Listeners then heard an unidentified man claim that:
Man: “Every small land here in Jerusalem for Palestinians is very important but here is very like main area for tourists to come in so they see the flag, they see like returns to Israeli but it’s not – it’s Palestinian.”
Failing to clarify to listeners that there has never been a Palestinian state – let alone one which had sovereignty over the Old City of Jerusalem – Knell went on:
Knell: “But come down to the Western Wall – this crowded spot which is the holiest place where Jews can pray – and Israelis have a very different perspective. They see a united Jerusalem as their eternal capital.”
Listeners then heard two vox pop interviews with people who barely speak English replying to Knell’s question “you wouldn’t give up part of Jerusalem for peace with the Palestinians?”.
The Old City is of course not just any old “part of Jerusalem” but Knell made no effort at all to inform listeners of the fact that it is a location where Jews lived for centuries until they were ethnically cleansed by Jordan for a period lasting nineteen years.

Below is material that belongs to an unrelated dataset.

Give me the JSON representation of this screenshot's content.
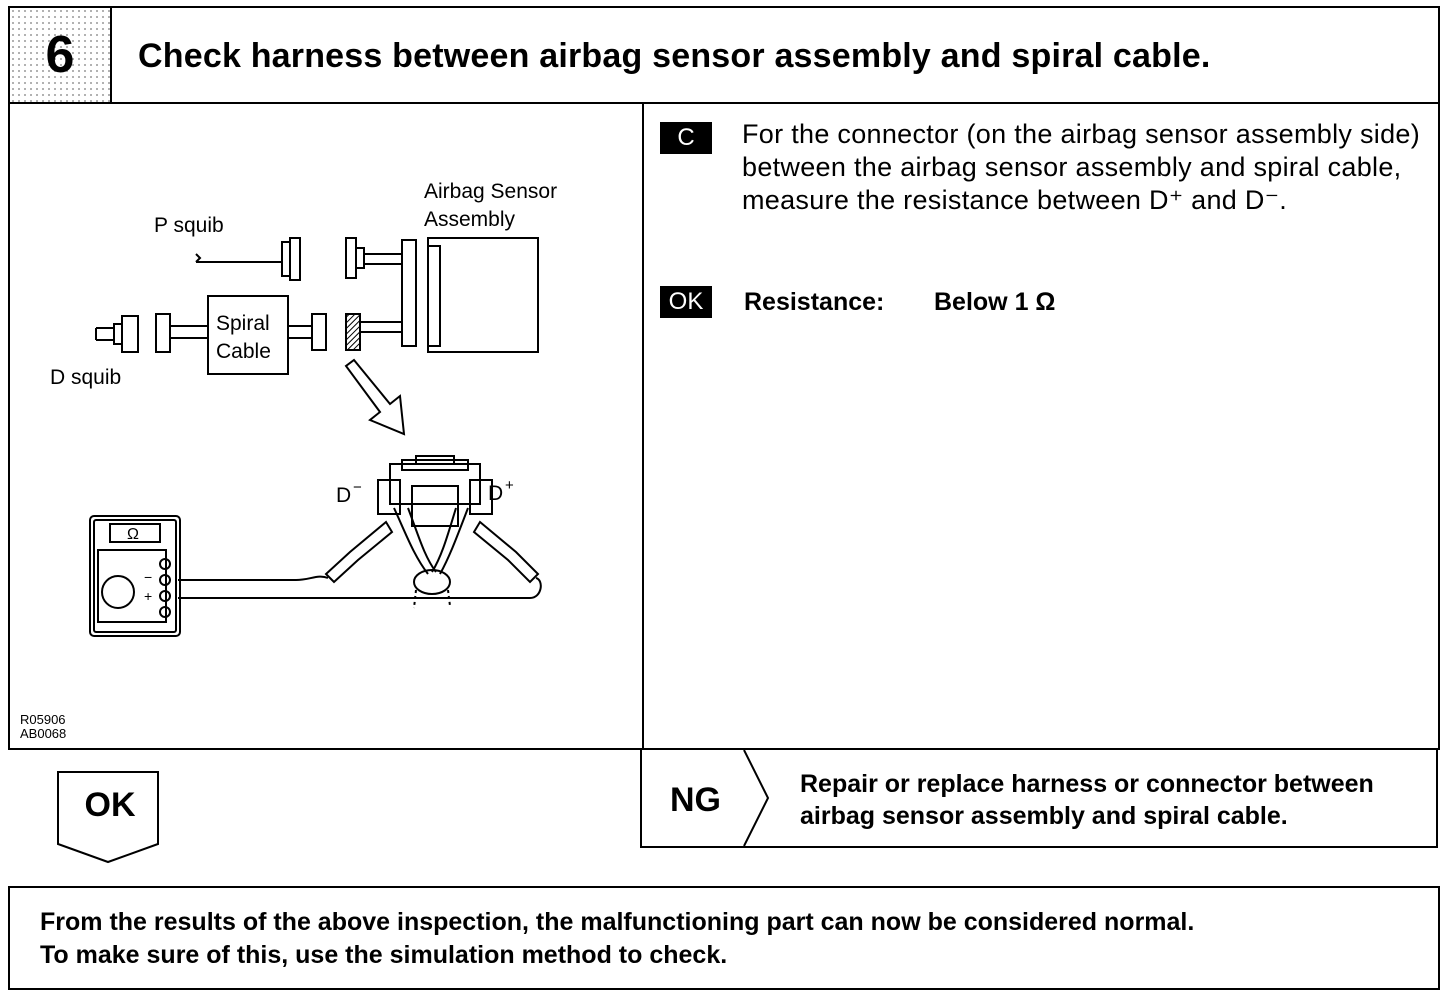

Moreover, Knell then went on to promote a politically motivated narrative long embraced by the BBC: the notion that any and all Jews living in the Old City are ‘settlers’ and their homes ‘illegal settlements’.
Knell: [shouting] “A Palestinian woman screams after she’s evicted from her Old City home earlier this year so Jewish students can move in. Settlements are seen as illegal by most countries but Israel disagrees and in East Jerusalem one group – Ateret Cohanim – is behind a lot of the house purchases. Its director Daniel Luria recently told me he hopes to see many more Jews living here.”
Following that short and obviously carefully edited interview, Knell closed her report.
Knell: “Back at the Imperial Hotel an Israeli court worker serves Abu Walid Dajani with a new lawsuit, freezing his assets. The pressure on him from the settlers is mounting. At the heart of this deeply contested holy city, real estate has much more than just a financial value. It has an emotional and political one too.”
Not only did this report repeatedly promote inaccurate information concerning the properties which are ostensibly its subject matter but Yolande Knell has clearly exclusively embraced the Greek Orthodox Church’s narrative.
More gravely, Knell unquestioningly promoted the partisan political narrative she long since adopted with her framing of Old City houses inhabited by Jewish Israelis as ‘illegal settlements’, the inhabitants as ‘settlers’ and her uncritical amplification of the claim that the location is “Palestinian”.
Clearly this report does not meet the standards of either accuracy or impartiality laid down in the BBC’s editorial guidelines.